Jezus wil voorkomen dat we alleen maar voor onszelf bezig zijn. De tijd die we leven moeten we delen met anderen. Wat heb je eraan als je alleen maar geld en goed nalaat. Veel belangrijker is wat je nalaat aan liefde, schoonheid, waarheid en goedheid. Het geloof zegt dat die dingen voor God eeuwigheidswaarde hebben. God zal het bewaren, of zoals Prediker het verderop zegt, God zoekt op wat voorbijgegaan is. Al het goede, alle liefde, alles wat zin en betekenis gaf aan ons leven. Dat zal niet verdwijnen in het eeuwig niets, maar het zal bij God zijn. In Gods toekomst zal alles zijn uiteindelijke vervulling krijgen. Dit te mogen weten geeft zin en betekenis aan ons leven. We leven niet in een koud en betekenisloos heelal dat onverschillig staat tegenover al deze waarden. Het geloof zegt dat God de wereld geschapen heeft met het oog op de verwerkelijking van deze waarden van liefde, schoonheid, waarheid en goedheid. Dat is de zin van ons bestaan dat we daarin onze eigen bijdrage mogen leveren.
Jezus spreekt over rijk zijn bij God. Dat is een manier van leven waarin je dicht bij God leeft en waarin je open staat voor de wereld om je heen met een bewogen hart. Dat je je laat raken door de nood van de ander. De rijke man moest ervaren dat zijn leven niet tot zijn eigendom behoort. Maar we mogen er wel op vertrouwen dat God, als we aan het einde van ons leven gekomen zijn, ons ook dan vasthoudt. Dat er bij God leven en toekomst is tot in eeuwigheid. Heb vertrouwen, wees je ervan bewust waarvoor en waarvan je leeft. Laat je leven niet beheersen door allerlei materiële zorgen. Zoek niet alleen het grote, maar zie ook het bijzondere van het kleine. Hoe kostbaar ook de kleine dingen kunnen zijn. Leef met aandacht voor wat er om je heen gebeurt. Wees barmhartig en koester wat voor je waardevol is. De liefde, de vriendschap, het geluk dat je ervaren mag, de schoonheid van de Schepping waarvan je genieten mag. Zie hoe alles een geschenk is van God en leef in dankbaarheid.

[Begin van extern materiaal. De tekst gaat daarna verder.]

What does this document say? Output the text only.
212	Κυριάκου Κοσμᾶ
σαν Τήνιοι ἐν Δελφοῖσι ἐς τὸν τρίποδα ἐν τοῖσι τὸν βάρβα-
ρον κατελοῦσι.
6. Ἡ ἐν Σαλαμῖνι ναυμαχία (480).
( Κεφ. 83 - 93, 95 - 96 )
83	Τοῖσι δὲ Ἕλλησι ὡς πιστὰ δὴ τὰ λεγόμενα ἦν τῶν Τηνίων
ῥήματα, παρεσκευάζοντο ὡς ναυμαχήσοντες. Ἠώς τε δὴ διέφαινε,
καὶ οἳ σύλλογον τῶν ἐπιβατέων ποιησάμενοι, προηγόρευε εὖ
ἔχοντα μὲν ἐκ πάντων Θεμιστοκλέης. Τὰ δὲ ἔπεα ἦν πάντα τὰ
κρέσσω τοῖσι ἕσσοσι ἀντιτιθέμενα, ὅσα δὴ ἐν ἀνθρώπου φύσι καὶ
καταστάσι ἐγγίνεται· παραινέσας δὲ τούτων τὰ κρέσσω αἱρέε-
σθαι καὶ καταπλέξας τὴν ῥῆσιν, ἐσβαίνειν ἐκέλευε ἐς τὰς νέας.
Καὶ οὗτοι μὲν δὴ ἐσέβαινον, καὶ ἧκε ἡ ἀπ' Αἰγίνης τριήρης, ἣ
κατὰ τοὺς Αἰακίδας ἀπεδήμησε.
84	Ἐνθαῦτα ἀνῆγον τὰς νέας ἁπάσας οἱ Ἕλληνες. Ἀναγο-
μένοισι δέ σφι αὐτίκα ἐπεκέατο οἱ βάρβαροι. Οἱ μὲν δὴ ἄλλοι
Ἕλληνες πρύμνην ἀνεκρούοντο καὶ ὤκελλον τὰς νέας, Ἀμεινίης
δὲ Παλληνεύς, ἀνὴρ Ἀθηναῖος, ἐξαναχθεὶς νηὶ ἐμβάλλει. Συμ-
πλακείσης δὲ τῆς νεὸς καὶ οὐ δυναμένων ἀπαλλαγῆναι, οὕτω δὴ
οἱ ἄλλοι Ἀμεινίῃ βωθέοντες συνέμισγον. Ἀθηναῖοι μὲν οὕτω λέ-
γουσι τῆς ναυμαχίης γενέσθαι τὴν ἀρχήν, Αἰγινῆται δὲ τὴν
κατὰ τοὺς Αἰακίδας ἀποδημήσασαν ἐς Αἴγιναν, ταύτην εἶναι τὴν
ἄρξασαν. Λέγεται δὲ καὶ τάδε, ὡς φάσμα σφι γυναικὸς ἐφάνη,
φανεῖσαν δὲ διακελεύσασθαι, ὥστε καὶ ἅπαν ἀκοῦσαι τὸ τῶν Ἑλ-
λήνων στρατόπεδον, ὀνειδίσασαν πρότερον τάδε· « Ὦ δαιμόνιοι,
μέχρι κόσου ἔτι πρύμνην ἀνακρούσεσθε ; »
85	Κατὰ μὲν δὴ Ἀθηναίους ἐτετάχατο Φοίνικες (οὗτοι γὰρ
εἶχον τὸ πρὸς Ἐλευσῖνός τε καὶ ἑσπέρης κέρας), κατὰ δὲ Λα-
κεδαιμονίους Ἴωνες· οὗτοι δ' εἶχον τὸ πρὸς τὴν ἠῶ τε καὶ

Na het amen van de preek klinkt orgelspel en vervolgens worden alle verzen van lied 984 gezongen. Er is een afkondiging van overlijden van een lid van de gemeente waarna vers 5 van lied 911 wordt gezongen. De dank- en voorbeden worden uitgesproken waarna stil gebed en het Onze Vader volgen. Na de collecte wordt lied 985 gezongen en na de zegen wordt lied 415 gezongen.